Transcript from the "Derivations" Lesson
>> There's a third piece here, which is computed values. So far, we actually have basically everything we need for a basic reactive system, but the nuance or the real control comes in with this third primitive, which I call derivations. They're sometimes called memos or computeds. And this thing is basically both an observer and a signal.
[00:00:26] It only recalculates when the values it depends on changes. So like the effect, it only reruns its function body if something inside of it changes. When you just access it from the outside, you'll always get the same value back. However, this sort of intermediate caching is very powerful.
[00:00:47] I'm just gonna show the syntaxctualy what this work looks like here where we basically have a couple names like John and Smith for our signals and then I've created a memo for full name. This is usually a pretty canonical example where we're just calculating full name from first name and last name.
[00:01:04] And then I've actually got an effect here to console log our full name. And essentially, setting the first name to Will, will also update our effect. This is kind of unsurprising perhaps, but it's basically so that it causes a bit of a change. So if you set the first name to Will, it actually causes this memo to recalculate, which gives us a new first name and last name, which causes the effect to calculate.
[00:01:33] There's a ripple effect as the change propagates through the system. And as I said, this example is so trivial you'd probably be like, why do I even care about this? This can be important if you need to cache expensive calculations, especially if they're used in more than one place.

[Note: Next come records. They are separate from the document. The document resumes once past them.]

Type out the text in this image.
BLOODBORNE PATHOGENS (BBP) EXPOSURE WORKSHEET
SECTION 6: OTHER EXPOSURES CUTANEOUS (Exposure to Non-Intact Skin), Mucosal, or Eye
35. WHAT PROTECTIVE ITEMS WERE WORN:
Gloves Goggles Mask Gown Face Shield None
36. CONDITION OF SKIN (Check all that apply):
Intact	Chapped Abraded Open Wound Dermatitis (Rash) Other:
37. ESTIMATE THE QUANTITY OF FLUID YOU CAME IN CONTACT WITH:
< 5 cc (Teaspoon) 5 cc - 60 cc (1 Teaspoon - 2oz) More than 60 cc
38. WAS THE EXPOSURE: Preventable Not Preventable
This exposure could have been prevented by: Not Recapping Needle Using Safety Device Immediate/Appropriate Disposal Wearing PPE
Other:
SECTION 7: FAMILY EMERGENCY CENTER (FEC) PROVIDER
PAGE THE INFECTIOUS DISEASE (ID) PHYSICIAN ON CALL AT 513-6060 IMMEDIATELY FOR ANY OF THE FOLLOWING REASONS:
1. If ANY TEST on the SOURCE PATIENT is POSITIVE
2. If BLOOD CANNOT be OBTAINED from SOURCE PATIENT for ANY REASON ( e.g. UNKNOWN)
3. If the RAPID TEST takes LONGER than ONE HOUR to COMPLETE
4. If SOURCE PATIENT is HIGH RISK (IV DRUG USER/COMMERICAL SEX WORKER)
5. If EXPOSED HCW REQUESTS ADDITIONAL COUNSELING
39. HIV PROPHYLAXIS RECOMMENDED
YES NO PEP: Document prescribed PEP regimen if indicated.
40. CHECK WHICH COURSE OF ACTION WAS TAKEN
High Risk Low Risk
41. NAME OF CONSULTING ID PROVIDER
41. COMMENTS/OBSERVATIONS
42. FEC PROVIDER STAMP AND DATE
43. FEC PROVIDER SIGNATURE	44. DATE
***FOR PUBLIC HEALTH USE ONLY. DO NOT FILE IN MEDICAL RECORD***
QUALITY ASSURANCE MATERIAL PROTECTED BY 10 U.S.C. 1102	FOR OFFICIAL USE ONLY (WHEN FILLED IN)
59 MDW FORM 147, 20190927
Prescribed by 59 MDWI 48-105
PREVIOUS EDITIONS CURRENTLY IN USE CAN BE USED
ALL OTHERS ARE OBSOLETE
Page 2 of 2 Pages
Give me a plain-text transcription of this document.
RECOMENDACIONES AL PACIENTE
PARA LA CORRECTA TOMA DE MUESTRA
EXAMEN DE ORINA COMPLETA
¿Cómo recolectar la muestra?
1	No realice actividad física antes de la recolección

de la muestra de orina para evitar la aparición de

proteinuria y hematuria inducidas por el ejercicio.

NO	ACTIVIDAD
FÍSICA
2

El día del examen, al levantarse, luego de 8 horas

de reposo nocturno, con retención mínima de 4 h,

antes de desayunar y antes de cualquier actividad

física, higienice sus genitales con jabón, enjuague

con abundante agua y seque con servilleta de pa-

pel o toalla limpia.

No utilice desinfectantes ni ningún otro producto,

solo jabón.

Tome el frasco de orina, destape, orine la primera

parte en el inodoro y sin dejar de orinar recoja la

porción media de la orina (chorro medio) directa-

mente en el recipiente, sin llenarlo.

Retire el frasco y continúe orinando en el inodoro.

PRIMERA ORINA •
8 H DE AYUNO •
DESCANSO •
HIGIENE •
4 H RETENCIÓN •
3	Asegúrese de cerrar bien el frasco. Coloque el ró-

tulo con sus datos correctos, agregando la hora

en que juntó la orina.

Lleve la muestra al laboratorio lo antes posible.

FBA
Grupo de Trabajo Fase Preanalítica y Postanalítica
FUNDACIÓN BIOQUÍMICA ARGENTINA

[00:01:55] For me, getting back to my kinda spreadsheet thinking, this is when I'm thinking about calculating tax and tip and stuff off a single subtotal. You don't wanna do the math over and over again, you just wanna kinda like get to a certain point and be like, okay, I've calculated the subtotal, gonna cash this value, tips calculated off of it, tax calculated off of it.
[00:02:19] You can also think of it sometimes like if you've ever seen a user interface when there's an avatar in the corner, sometimes it's a letter, let's say for your first name if you don't have a picture. That's an example of something derived off your first name, essentially. So you only need to calculate that once unless your name changes, you're not gonna recalculate that avatar.
[00:02:42] So you might use it in multiple places in the UI though. So these are kind of examples of this. Basically, I'd like to say what could be derived should be derived. That's kind of the principle that we have behind how to write stuff with reactivity and with Solid.
[00:03:00] And because this largely removes the potential of getting out of sync. This typically when you write code, though, requires little bookkeeping, because if you had to manage all those assignments and updates yourself, it gets kinda complicated. But luckily for us, reactive systems handle this automatically. And I've got a couple more examples where I actually wanna kind of illustrate the difference here.
[00:03:23] I've got a bit of an example here where I've taken our first name and last name example. And instead of using the memo or create memo or the duration I showed before, I've just made it a function call. Why didn't make it a function call? Cuz I wanna still call it under our effect, I want our effect to still track it, so I've made it a function call.
[00:03:48] And I've made two effects now, I've made an effect that says my name is full name and your name is not full name. And then at the end here, I update the name to kinda show you the difference. And again, we start by creating our signals. We create our reaction now, that happens when we run our two effects and you'll immediately see that it calls creating or updating full name, which is this little thing that I put in the top of our full name function.
[00:04:20] And the reason it calls out immediately is because when it calls full name inside this effect, it essentially is just running this function again and again. So we see creating updating full name, my name is John Smith, creating updating full name, your name is not John Smith because it just calls the function twice.
[00:04:38] Then when we update our name, it's the same thing again creating updating full name, my name is Jacob Smith, creating updating full name, your name is not Jacob Smith. And the key difference here when we do something that we're using derivations is that if I change this now to be create memo and wrap this function call and import it.
[00:05:07] What runs actually becomes a lot shorter because now this is eager the way that it works in Solid. But now when we create our signals, we actually create our memo up here and it basically creates or updates the full name up top. But you can see when we run our effects, it doesn't actually run this function again it literally just reads it.
[00:05:27] It goes, my name is John Smith, your name is not John Smith. We got rid of that kind of extra overhead. And then similarly now when we change the name on step three, we see that it updates the full name, but then again both effects run and we've reduced the execution.
[00:05:45] This is just kind of why we would drive stuff. Obviously, concatenate strings is not very expensive operation and you probably would be like, who cares but you can picture things that are more expensive. Very kind of the fundamentals look, look at this.
>> So without registering in effects nothing's reacting to the signal, it's just kind of changing into the void.
>> Ideally, that's probably the case, in the case of Solid, our stuff actually is eager. And this does depend differently on different reactive systems. This is something that we're exploring, the eagerness of these derivations in Solid are important for the way our rendering works today, but I think it's something that we could look at in the future.
[00:06:36] Theoretically, yes, we could just not do it, but in Solid actually, as soon as you have one of these derived values, it does start calculating stuff eagerly.